According to Scientific American Journalalthough our sight is not technically part of taste, it certainly influences our perception on flavor. Recent studies on flavor perception provide a more palatable way of cutting calories, consuming less alcohol as well in making better food decisions.

Food color is considered the most important cue for flavour perception; it sets people's expectations about how the food will likely taste as well as the pleasure or disgust one might experience.

Researchers also found out that not only color, but the shape of food and where it is served on affects the amount of our food intake. Round-shaped desserts or desserts served in round plates or containers are experienced as sweeter than those that come in other forms.

How can you apply these findings to cut down some weight? Readers Digest provides us some kitchen hacks:

  • Colour-sort food to cut down junk in your diet

Take note of the following color labels: healthy foods are "green," less-healthy are "yellow," and those with little nutritional value are "red." Assign a designated spot for every 'category' in your fridge and pantry; make sure green foods are most accessible while red foods should be harder to reach.

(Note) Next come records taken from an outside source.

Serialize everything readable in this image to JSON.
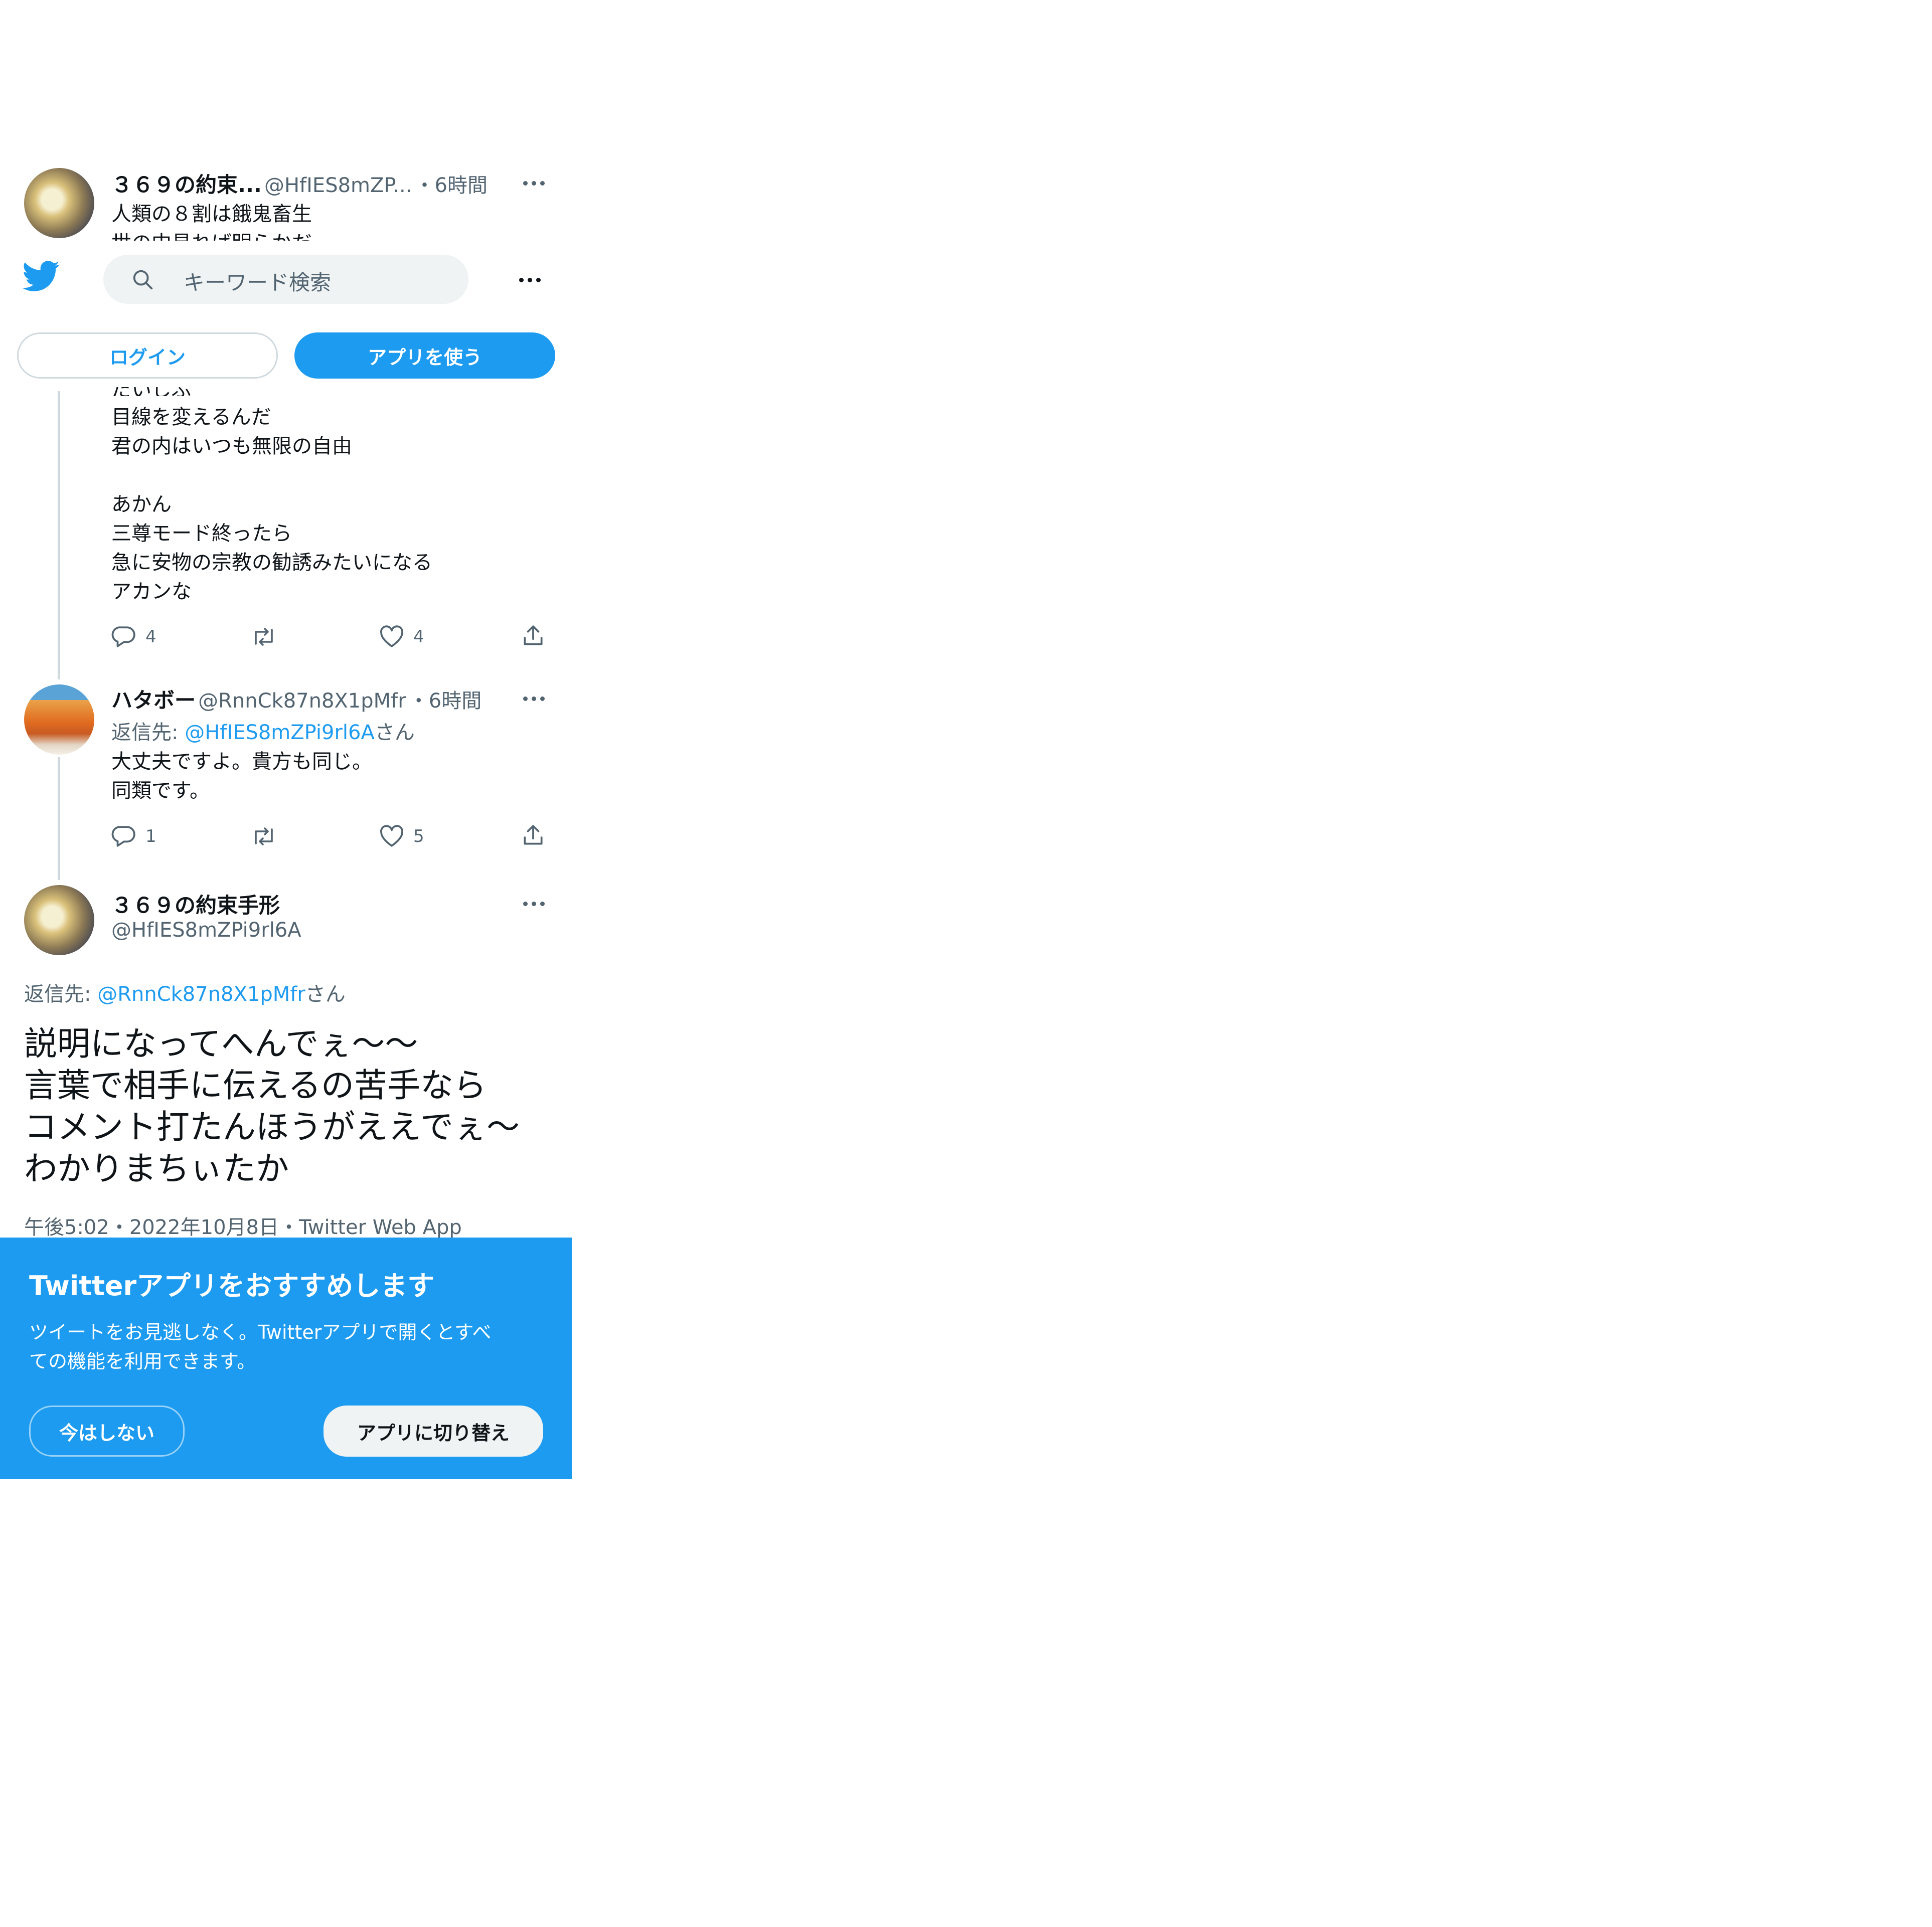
{
  "header": {
    "search_placeholder": "キーワード検索",
    "login_label": "ログイン",
    "use_app_label": "アプリを使う"
  },
  "tweet1": {
    "display_name": "３６９の約束...",
    "handle": "@HfIES8mZP...",
    "time": "・6時間",
    "line1": "人類の８割は餓鬼畜生",
    "line2_partial": "世の中見れば明らかだ",
    "hidden_partial": "だいじぶ",
    "lines": [
      "目線を変えるんだ",
      "君の内はいつも無限の自由",
      "",
      "あかん",
      "三尊モード終ったら",
      "急に安物の宗教の勧誘みたいになる",
      "アカンな"
    ],
    "replies": "4",
    "likes": "4"
  },
  "tweet2": {
    "display_name": "ハタボー",
    "handle": "@RnnCk87n8X1pMfr",
    "time": "・6時間",
    "reply_prefix": "返信先: ",
    "reply_to": "@HfIES8mZPi9rl6A",
    "reply_suffix": "さん",
    "lines": [
      "大丈夫ですよ。貴方も同じ。",
      "同類です。"
    ],
    "replies": "1",
    "likes": "5"
  },
  "main_tweet": {
    "display_name": "３６９の約束手形",
    "handle": "@HfIES8mZPi9rl6A",
    "reply_prefix": "返信先: ",
    "reply_to": "@RnnCk87n8X1pMfr",
    "reply_suffix": "さん",
    "lines": [
      "説明になってへんでぇ～～",
      "言葉で相手に伝えるの苦手なら",
      "コメント打たんほうがええでぇ～",
      "わかりまちぃたか"
    ],
    "meta": "午後5:02・2022年10月8日・Twitter Web App"
  },
  "banner": {
    "title": "Twitterアプリをおすすめします",
    "body_line1": "ツイートをお見逃しなく。Twitterアプリで開くとすべ",
    "body_line2": "ての機能を利用できます。",
    "dismiss_label": "今はしない",
    "switch_label": "アプリに切り替え"
  },
  "colors": {
    "accent": "#1d9bf0",
    "text": "#0f1419",
    "muted": "#536471"
  }
}
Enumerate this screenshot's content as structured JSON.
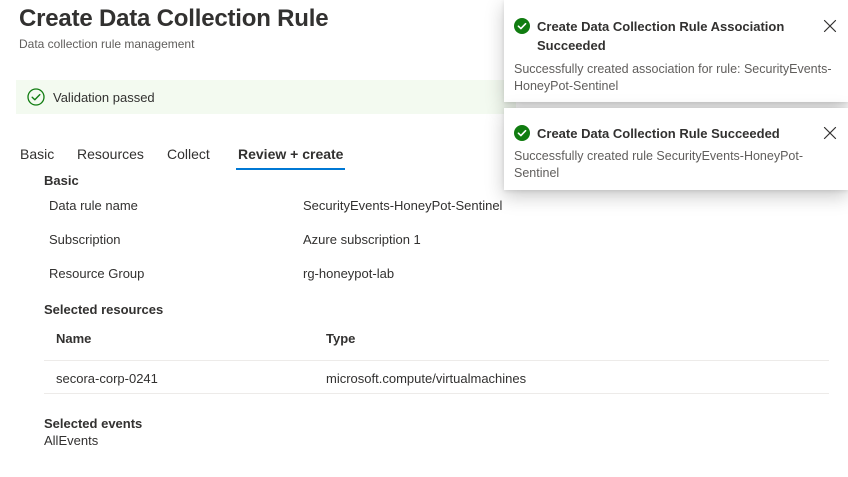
{
  "page": {
    "title": "Create Data Collection Rule",
    "subtitle": "Data collection rule management"
  },
  "validation": {
    "text": "Validation passed"
  },
  "tabs": [
    {
      "label": "Basic"
    },
    {
      "label": "Resources"
    },
    {
      "label": "Collect"
    },
    {
      "label": "Review + create",
      "active": true
    }
  ],
  "basic": {
    "heading": "Basic",
    "rows": [
      {
        "label": "Data rule name",
        "value": "SecurityEvents-HoneyPot-Sentinel"
      },
      {
        "label": "Subscription",
        "value": "Azure subscription 1"
      },
      {
        "label": "Resource Group",
        "value": "rg-honeypot-lab"
      }
    ]
  },
  "resources": {
    "heading": "Selected resources",
    "columns": [
      "Name",
      "Type"
    ],
    "rows": [
      {
        "name": "secora-corp-0241",
        "type": "microsoft.compute/virtualmachines"
      }
    ]
  },
  "events": {
    "heading": "Selected events",
    "value": "AllEvents"
  },
  "notifications": [
    {
      "title": "Create Data Collection Rule Association Succeeded",
      "message": "Successfully created association for rule: SecurityEvents-HoneyPot-Sentinel",
      "icon": "success-check-icon"
    },
    {
      "title": "Create Data Collection Rule Succeeded",
      "message": "Successfully created rule SecurityEvents-HoneyPot-Sentinel",
      "icon": "success-check-icon"
    }
  ],
  "colors": {
    "accent": "#0078d4",
    "success": "#107c10",
    "validation_bg": "#f3faf0"
  }
}
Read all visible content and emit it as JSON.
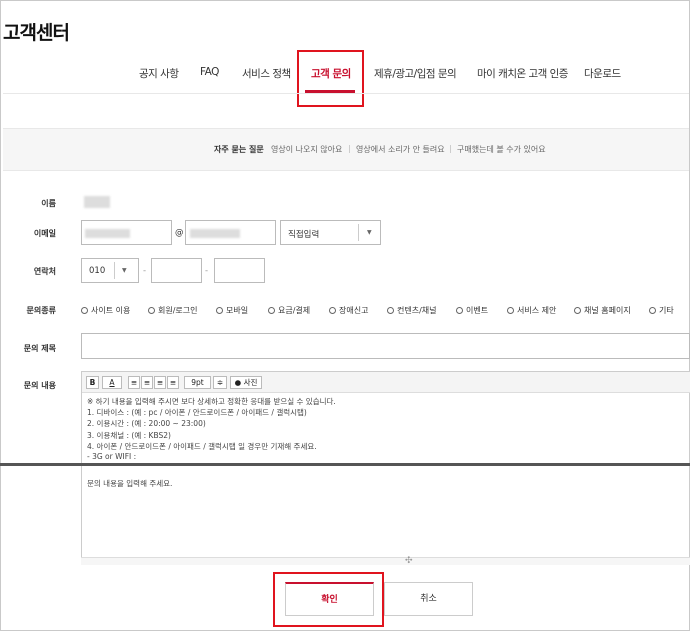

According to Massachusetts General Hospital researchers, this habit may help you cut down some junk in your diet as they were able to successfully implement a similar system in the hospital cafeteria. 

  • Unnatural colours can curb your appetite

According to health experts from The Doctors, blue color on food, packaging or plates makes us eat less. Eating on blue plates, placing your food on blue containers or even painting your kitchen or dining room blue, might make you slow down on your munching.

  • Control food portions by assigning contrasting colors

Cornell University research fellows found that people tend to eat about 20 percent more pasta in Alfredo sauce when served on a matching white plate than on a contrasting red one hence, colour difference helps the brain become more aware of food portions and sizes.